ELGAR: Enigma Variations
by Jeff Counts
THE COMPOSER – EDWARD ELGAR (1857-1934) – Stories of how a certain piece of music came to be are occasionally more colorful than the work itself. Coincidences, accidents, alternating strokes of luck and genius – these are the central ingredients of such legends. As with so many others, this one seems too perfect to be true. Edward Elgar returns home after a busy day and sits down at the piano to unwind. He begins to idly improvise and summons a tune that catches his wife’s ear. Her positive reaction to the theme leads him to playfully speculate on how some of their friends might render it and from this simple lark is born his most celebrated masterpiece.
THE MUSIC – The Enigma Variations, though humble and domestically adorable in inception, settled Edward Elgar’s reputation once and for all on the international stage.

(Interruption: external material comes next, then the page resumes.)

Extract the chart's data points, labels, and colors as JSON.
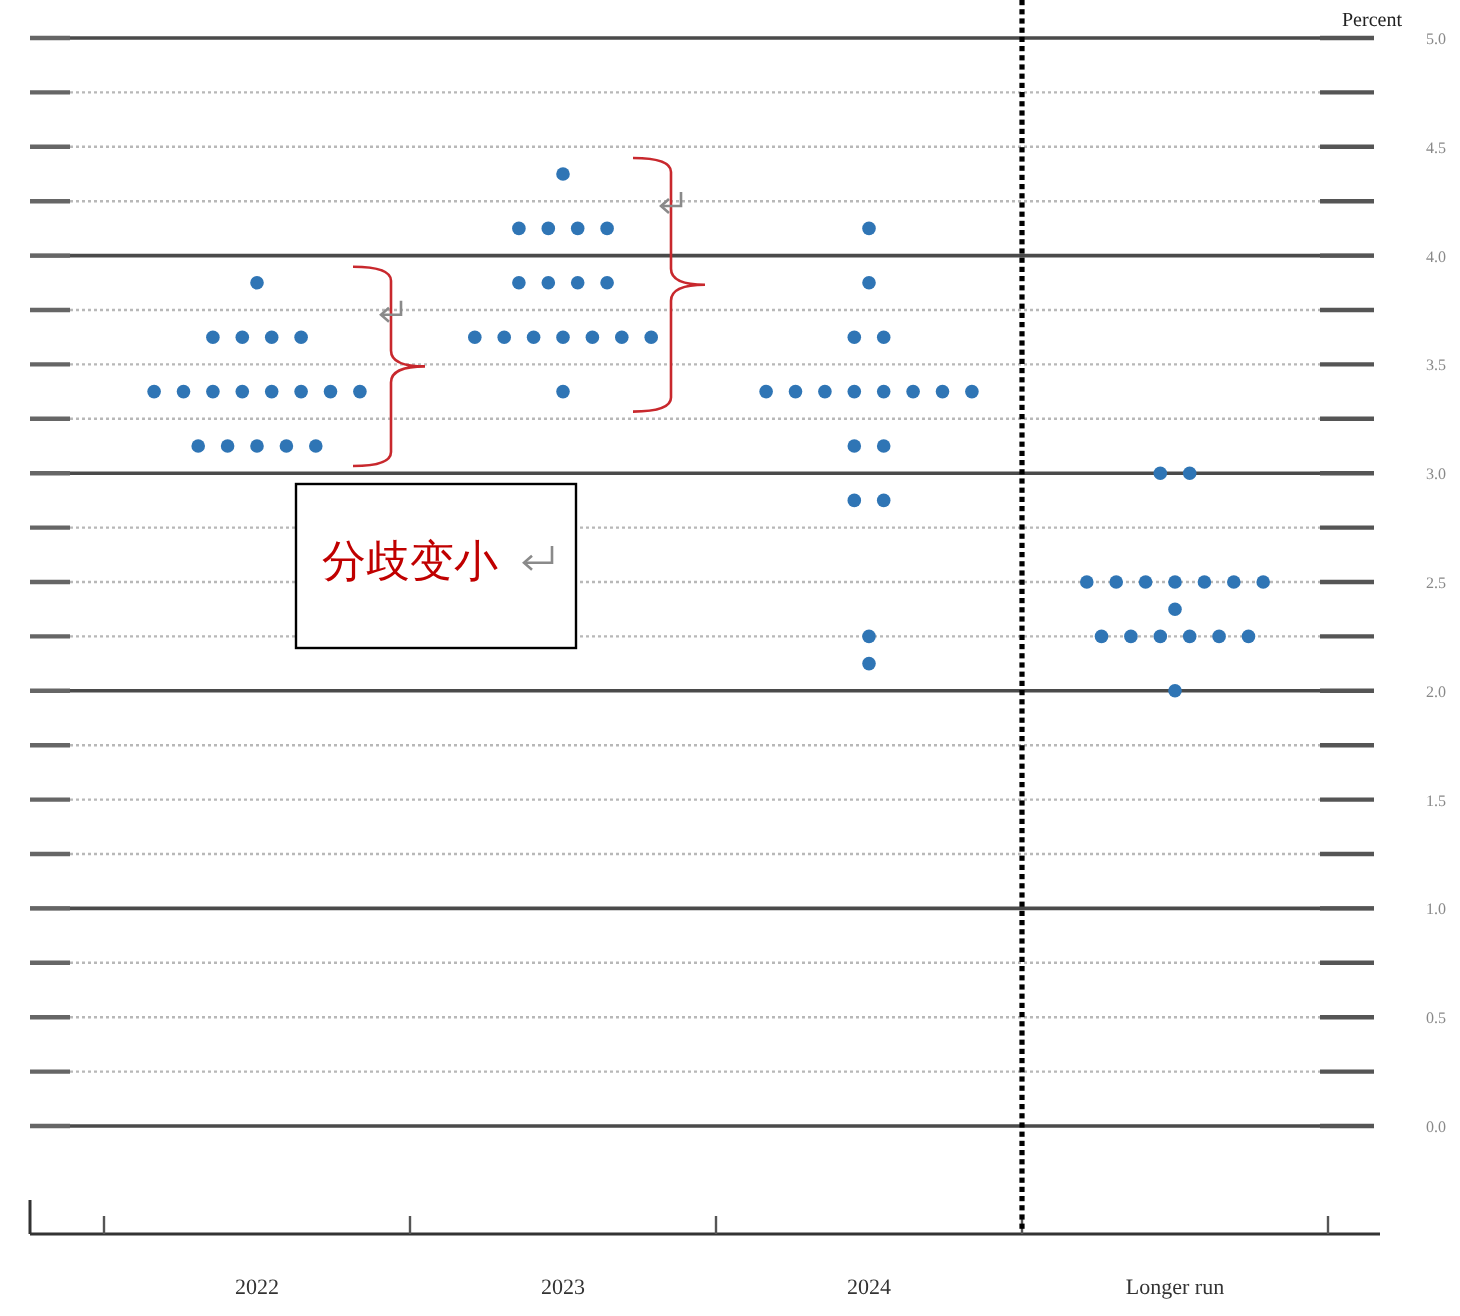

It was a personal triumph that also served as a signal to the rest of Europe that England need no longer bow before the elite musical countries on the continent. The “Enigma” mentioned in the subtitle referred not to a single riddle in the score but two, the easiest to solve being the “friends pictured within.” Each of the fourteen variations bears the initials or nicknames of people close to the composer, including his wife, various fellow musicians and even himself. Only Variation XIII (“ *** ”) was left open to conjecture. The three asterisks placed there by Elgar were guessed at for many decades with the only a contained quote from Mendelssohn’s Calm Sea and Prosperous Voyage available for guidance. We know who it is now, as you will see in the accompanying Dramatis Personae by Scott Foglesong, but the question itself is emblematic of this music’s status as a delightful investigational puzzle among Elgar’s peers and admirers. For historians, then and now, the second of the “Enigma’s” is the one that keeps the library candles lit until dawn. It is the notion that a hidden meta-theme haunts the original melody. Elgar himself encouraged this rumor of a popular tune that, though not literally extant in his music, was the material upon which his motto was based as a counterpoint. Whether or not this was just a savvy bit of marketing and misdirection, we will never know. Elgar took the truth with him to the grave and enjoyed every second of the speculation he heard in the meantime. The trendiest among the ongoing scholarly “solutions” to the supposed master enigma include Rule Britannia (the favored choice of an Elgar Society Journal correspondent), Auld Lang Syne (the favored choice of just about everyone else for a while), Pop Goes the Weasel, and recently, the Dies Irae.
THE WORLD – Elsewhere in 1899, Cuba was officially rid of Spanish rule, Sudan began a 56-year period of joint Egyptian/British control, the Fiat automotive company was founded in Italy and Who’s Who in America was published for the first time.
THE CONNECTION – Enigma Variations was last performed on the Utah Symphony’s Masterworks series in 2012. Mark Wigglesworth was the conductor.